Amazon Just Made A Big Change To Its Boxes. Here's Why
People like to recycle their delivery boxes by doing different things with them. What, to us, might be just an additional box to store our stuff actually could be a car or a spaceship to an inventive child or a new place to nap for a curious cat. That's why we think it's cool that Amazon is launching a new line of more eco-friendly shipping boxes that also come with design instructions for different projects, allowing you to turn the box into the toy or pet accessory of your dreams. "We know customers love to get creative and reuse their Amazon packaging in a number of ways — this inspired us to create these new packaging designs that give customers an easy way to learn how we're making our packaging better," the company said in a new statement (via USA Today).
The packaging is part of the online behemoth's "Less Packaging, More Smiles" program, and another way to reuse what the American Forest & Paper Association calls an "old corrugated container." According to the organization, 92 percent of these types of boxes are recycled every year — and many are likely repurposed for storage, child, and pet purposes.

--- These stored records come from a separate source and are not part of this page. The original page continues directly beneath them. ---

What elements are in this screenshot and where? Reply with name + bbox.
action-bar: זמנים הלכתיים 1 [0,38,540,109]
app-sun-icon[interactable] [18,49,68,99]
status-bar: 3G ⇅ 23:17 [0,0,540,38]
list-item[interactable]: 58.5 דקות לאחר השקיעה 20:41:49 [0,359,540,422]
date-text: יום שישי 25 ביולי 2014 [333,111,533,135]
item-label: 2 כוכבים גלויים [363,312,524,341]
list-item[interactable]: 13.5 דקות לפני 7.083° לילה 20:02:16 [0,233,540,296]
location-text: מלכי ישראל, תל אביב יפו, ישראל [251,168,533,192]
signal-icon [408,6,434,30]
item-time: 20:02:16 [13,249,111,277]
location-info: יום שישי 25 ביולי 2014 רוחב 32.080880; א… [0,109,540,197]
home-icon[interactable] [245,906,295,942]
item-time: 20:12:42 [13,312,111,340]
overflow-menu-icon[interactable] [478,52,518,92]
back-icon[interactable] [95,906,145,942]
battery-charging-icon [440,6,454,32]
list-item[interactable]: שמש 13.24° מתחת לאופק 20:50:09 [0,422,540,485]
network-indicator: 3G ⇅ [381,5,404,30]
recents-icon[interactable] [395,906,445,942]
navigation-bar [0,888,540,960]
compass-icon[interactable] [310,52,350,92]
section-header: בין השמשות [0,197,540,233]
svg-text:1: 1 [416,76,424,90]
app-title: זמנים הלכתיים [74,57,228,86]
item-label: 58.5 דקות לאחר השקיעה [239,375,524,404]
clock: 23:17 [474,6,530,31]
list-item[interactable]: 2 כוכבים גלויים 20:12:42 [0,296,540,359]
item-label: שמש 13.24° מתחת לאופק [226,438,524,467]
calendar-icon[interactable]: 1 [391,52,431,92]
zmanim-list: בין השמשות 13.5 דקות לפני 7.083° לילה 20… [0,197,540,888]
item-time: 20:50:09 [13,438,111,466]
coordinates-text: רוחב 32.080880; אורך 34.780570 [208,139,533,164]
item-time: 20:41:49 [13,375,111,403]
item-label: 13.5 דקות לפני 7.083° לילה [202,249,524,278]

Amazon's box change may have been inspired by Target
Amazon may have a less-than-altruistic reason for changing its box design — let's face it, you don't become a $1 trillion company just by considering your carbon footprint. More and more of us are buying things online (including groceries), which means retailers are having to find new ways to stand out. And they're doing it by getting super-creative with their packaging. Last year, Target upped the ante on its shipping boxes by featuring drawings of its mascot, a miniature bull terrier named Bullseye, doing fun things like driving the Target delivery van. Target's chief creative officer Todd Waterbury told Fast Company: "The inspiration itself really came from our CEO Brian Cornell, it was a question he asked. 'We have these shipping boxes that show up in the homes of millions of our guests–could that be another way we represent our purpose ... in a new way?'"
"We think a lot about the power of design, and this is an example of how we're bringing the power of design into something that is as everyday as a cardboard box," Waterbury says. "But we've elevated it in a way that I think creates a smile and sense of playfulness."
It seems both retailers are upping the cute quotient to give us even more reasons to recycle, and we're all for it.